Das Berufungsgericht sprach aus, daß die ordentliche Revision zulässig sei, weil höchstgerichtliche Rechtsprechung zur Frage, in welchem Zeitraum ein vereinbarter Kündigungsgrund, der keinen Dauertatbestand darstelle, nach seiner Verwirklichung geltend zu machen sei, nicht vorliege und jüngere Rechtsprechung dazu fehle, ob die Nichtanführung eines Grundes in einer Kündigung seine Verwendung in einer späteren Kündigung verhindere.

Dagegen richtet sich die Revision des Klägers wegen unrichtiger rechtlicher Beurteilung der Sache mit dem Antrag, dem Räumungsbegehren stattzugeben. Hilfsweise wird ein Aufhebungsantrag gestellt.

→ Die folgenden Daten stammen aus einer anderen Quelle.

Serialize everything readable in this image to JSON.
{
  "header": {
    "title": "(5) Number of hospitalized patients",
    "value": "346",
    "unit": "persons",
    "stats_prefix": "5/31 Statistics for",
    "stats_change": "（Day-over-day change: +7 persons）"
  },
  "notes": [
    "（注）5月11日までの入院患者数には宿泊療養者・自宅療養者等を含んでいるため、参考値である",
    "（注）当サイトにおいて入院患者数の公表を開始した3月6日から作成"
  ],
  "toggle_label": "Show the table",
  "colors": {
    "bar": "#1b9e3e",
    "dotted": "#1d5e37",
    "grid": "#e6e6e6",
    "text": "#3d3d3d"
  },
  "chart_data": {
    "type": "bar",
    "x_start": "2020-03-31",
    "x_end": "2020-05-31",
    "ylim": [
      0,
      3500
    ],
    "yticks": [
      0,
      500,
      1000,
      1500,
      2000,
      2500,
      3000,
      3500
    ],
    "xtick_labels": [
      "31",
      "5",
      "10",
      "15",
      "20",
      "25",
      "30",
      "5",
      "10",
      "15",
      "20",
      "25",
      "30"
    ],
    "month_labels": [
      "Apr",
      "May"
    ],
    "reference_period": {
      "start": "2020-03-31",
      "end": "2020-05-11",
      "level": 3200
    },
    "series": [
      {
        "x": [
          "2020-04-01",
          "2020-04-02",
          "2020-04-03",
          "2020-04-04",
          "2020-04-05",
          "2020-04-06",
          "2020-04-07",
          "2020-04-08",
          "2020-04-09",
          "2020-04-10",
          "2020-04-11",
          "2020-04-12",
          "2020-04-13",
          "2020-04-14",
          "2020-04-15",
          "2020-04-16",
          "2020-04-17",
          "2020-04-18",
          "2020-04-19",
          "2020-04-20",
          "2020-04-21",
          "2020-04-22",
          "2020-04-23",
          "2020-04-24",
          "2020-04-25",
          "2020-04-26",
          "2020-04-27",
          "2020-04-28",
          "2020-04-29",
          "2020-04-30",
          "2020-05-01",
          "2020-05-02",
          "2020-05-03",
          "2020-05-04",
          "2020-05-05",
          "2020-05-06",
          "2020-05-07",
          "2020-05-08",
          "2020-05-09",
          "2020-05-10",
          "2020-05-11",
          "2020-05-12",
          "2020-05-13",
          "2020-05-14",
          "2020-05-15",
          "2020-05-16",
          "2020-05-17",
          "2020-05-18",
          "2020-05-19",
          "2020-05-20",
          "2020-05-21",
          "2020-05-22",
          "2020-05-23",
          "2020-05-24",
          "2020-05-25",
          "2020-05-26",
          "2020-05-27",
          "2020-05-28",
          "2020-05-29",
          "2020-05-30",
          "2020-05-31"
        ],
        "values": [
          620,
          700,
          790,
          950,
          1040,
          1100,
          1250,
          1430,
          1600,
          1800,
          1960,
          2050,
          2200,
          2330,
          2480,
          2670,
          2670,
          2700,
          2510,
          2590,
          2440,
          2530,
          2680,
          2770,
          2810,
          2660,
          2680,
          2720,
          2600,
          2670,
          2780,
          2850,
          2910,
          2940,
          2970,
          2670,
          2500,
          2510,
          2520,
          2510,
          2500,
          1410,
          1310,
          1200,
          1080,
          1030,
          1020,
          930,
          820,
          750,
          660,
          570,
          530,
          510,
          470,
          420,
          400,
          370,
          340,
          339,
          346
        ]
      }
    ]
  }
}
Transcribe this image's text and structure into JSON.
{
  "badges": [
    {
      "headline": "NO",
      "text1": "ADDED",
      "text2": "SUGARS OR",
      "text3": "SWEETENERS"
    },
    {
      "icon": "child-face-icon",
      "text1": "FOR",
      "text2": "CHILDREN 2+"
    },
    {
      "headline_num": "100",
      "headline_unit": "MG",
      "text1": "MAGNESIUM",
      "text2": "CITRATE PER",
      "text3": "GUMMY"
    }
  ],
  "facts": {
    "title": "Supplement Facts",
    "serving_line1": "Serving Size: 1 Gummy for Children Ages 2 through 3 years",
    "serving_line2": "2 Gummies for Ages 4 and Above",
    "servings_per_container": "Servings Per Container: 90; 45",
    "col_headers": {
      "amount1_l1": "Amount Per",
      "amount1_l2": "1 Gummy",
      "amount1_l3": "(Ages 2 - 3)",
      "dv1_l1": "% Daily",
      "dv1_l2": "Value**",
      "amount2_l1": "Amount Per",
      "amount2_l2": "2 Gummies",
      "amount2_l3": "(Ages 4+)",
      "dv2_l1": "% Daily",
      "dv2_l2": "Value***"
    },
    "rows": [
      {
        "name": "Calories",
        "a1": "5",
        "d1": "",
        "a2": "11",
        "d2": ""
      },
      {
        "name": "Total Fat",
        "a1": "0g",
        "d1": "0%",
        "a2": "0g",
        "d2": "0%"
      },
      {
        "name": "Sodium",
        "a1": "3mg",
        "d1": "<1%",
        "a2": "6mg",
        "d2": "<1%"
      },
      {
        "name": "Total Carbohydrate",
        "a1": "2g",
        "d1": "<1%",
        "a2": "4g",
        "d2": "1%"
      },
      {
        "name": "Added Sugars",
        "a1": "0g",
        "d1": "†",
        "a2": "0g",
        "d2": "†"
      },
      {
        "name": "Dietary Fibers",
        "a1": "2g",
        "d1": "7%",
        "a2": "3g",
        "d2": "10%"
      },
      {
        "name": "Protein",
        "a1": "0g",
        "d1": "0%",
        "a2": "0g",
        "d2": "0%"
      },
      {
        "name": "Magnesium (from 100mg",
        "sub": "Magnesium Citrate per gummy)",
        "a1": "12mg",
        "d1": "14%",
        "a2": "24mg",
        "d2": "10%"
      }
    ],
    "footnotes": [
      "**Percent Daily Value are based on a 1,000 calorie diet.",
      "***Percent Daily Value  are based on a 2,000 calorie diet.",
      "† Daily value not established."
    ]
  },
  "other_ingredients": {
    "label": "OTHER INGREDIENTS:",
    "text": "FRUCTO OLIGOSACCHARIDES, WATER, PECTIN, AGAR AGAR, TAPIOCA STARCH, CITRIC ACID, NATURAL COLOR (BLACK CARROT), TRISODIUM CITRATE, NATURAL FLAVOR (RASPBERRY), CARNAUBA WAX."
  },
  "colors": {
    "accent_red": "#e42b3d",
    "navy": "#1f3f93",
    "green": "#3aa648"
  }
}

Der Beklagte beantragt, die Revision als unzulässig zurückzuweisen, hilfsweise, ihr nicht Folge zu geben.

Rechtliche Beurteilung

Die Revision ist nicht berechtigt.

In der Revision wird auf den Kündigungsgrund der unberechtigten Weitergabe der Wohnung nicht mehr eingegangen. Es wird darin geltend gemacht, daß von einem stillschweigenden Kündigungsverzicht nur dann ausgegangen werden könne, wenn einerseits der Vermieter alle für das Bestehen des Kündigungsgrundes erheblichen Tatumstände kennt, und andererseits auch der Mieter diese Kenntnis des Vermieters vermuten mußte. Der Kläger habe erst am 19.April 1994 Kenntnis vom vereinbarten Kündigungsgrund nach § 30 Abs 2 Z 13 MRG erlangt. Ein ungebührliches Zuwarten mit der Aufkündigung sei ihm nicht vorzuwerfen. Er sei auch nicht verpflichtet gewesen, allein aufgrund einer Vermutung eine Aufkündigung einzubringen, weil ihn eine Erkundigungspflicht nicht treffe.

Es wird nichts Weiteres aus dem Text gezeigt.